The table below is for the septal annulus. The lateral annulus e’ is always higher by about 0.03 m/sec (unless the patient has constrictive pericarditis), and the lateral s’ and a’ are often slightly higher.
Mitral Annulus TDI |
16 - 20 yr |
21 - 40 yr |
41 - 60 yr |
> 60 yr |
s’ (m/sec) |
≥0.07 |
≥0.07 |
≥0.07 |
≥0.07 |
e’ (m/sec) |
0.12 - 0.17 |
0.13 - 0.18 |
0.10 - 0.14 |
0.07 - 0.12 |
a’ (m/sec) |
-- | 0.07-0.10 | 0.08-0.12 | 0.09-0.12 |
LV OUTFLOW/CARDIAC INDEX
PW can assess the flow through the left ventricular outflow tract (LVOT). This flow is away from the probe, appearing below the zero line, as in the following tracing.
We need the area under this flow curve, called the Velocity Time Integral (VTI), to estimate the cardiac index. VTI (cm/stroke on Venue) varies with heart rate. The measurement can be false with ≥ moderate aortic regurgitation or conditions with SAM.
Venue automates obtaining the VTI with an app called Auto-VTI, which functions well with an acceptable or better apical5 or apical3. The app places a region of interest (ROI) box over the distal LVOT and looks for a correct PW waveform, including flow laminarity. The gate will not be at the valve where turbulent flow can occur. Following the traditional manual echocardiography convention, the app does not angle correct the PW gate. Therefore, get the LVOT less than 30 degrees off-vertical for accurate measurements. The app traces each stroke and recalculates every 2 seconds. The color of the ROI box indicates the quality of the view, and when a green box occurs, freeze at end-expiration to obtain the final output, as follows.

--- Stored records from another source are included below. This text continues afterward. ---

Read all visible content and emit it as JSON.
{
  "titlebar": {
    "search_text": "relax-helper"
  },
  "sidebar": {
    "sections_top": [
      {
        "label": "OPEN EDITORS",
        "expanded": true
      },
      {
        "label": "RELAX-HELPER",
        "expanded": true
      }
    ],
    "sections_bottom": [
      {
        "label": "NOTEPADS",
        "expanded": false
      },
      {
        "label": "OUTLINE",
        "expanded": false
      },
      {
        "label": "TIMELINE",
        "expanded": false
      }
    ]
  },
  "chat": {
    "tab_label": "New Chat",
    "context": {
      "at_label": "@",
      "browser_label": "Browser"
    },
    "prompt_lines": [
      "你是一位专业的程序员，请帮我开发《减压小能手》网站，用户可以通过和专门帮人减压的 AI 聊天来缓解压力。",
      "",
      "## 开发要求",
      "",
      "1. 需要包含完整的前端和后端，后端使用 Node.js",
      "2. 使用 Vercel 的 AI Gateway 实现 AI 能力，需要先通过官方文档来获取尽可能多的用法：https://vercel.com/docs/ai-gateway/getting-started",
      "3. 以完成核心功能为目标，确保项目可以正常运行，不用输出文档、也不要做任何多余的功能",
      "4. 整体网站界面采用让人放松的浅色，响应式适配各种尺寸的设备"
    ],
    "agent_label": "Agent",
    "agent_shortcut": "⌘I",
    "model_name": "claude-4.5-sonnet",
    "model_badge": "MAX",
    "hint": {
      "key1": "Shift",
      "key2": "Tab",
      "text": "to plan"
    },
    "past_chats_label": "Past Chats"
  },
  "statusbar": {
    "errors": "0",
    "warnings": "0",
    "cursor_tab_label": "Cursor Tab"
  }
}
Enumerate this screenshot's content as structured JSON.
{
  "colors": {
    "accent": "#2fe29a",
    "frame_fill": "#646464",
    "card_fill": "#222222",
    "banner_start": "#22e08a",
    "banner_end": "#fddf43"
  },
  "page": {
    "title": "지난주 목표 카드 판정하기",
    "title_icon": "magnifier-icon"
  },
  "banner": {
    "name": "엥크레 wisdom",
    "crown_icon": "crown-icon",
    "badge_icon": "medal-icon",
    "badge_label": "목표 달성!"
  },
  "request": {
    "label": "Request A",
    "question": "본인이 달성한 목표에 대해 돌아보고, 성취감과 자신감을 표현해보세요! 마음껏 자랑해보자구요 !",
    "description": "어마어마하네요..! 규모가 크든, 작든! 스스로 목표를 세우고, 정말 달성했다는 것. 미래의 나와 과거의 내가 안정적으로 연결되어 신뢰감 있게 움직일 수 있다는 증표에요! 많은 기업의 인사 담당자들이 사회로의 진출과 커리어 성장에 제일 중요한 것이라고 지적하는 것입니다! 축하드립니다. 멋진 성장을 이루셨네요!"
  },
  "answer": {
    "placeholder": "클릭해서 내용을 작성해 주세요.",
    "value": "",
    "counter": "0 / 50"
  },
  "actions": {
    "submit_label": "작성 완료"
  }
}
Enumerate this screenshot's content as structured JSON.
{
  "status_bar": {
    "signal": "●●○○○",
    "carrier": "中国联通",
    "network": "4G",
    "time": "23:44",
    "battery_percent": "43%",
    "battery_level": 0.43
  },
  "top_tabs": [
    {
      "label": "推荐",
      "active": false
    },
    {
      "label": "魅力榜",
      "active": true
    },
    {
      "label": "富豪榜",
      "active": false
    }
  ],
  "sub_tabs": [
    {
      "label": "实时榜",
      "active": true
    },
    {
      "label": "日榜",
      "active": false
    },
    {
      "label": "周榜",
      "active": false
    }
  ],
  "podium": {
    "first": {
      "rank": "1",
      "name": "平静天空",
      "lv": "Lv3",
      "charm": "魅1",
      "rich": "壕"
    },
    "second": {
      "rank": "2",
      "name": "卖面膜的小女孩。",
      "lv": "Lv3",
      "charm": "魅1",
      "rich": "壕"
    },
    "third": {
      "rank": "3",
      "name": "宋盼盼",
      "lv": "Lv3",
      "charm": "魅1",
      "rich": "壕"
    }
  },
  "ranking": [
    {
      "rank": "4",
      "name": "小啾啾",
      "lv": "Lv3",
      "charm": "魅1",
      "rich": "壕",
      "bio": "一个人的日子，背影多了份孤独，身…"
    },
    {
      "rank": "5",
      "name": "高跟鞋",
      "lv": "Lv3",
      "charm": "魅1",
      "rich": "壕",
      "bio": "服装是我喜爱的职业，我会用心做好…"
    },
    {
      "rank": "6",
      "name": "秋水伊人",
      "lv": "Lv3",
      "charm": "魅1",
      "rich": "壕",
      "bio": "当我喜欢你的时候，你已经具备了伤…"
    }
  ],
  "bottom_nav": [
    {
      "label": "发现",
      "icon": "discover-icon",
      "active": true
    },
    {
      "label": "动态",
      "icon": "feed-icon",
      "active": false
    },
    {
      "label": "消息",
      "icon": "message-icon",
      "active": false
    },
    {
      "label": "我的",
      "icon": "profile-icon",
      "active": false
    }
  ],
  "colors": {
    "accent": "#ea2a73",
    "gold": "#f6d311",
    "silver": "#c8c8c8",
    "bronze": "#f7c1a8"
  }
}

The app reports the VTI, HR, and a calculated surrogate of cardiac index called the CO Flux (VTI x HR)/1000) (the units don’t matter). CO Flux is independent of patient gender and size while correlating strongly with the standard body surface area corrected Cardiac Index. The average value for CO Flux is 1.5, and the normal range is from about 1.0 to 2.0. Patients below and above this range would be categorized as having low and high cardiac index.
A NOTE ABOUT THE ATHLETES HEART:
This condition usually results from prolonged, intensive endurance training. The septum is rarely over 1.3 cm, and the right and left ventricles may be slightly above normal diameter. Radial LV function can appear low normal by eyeball and even by EF, but just having a patient squeeze a ball hard can improve the radial function. Specific LV longitudinal and diastolic function is normal to supra-normal in these athletes, eliminating the eyeball concern about reduced LV function.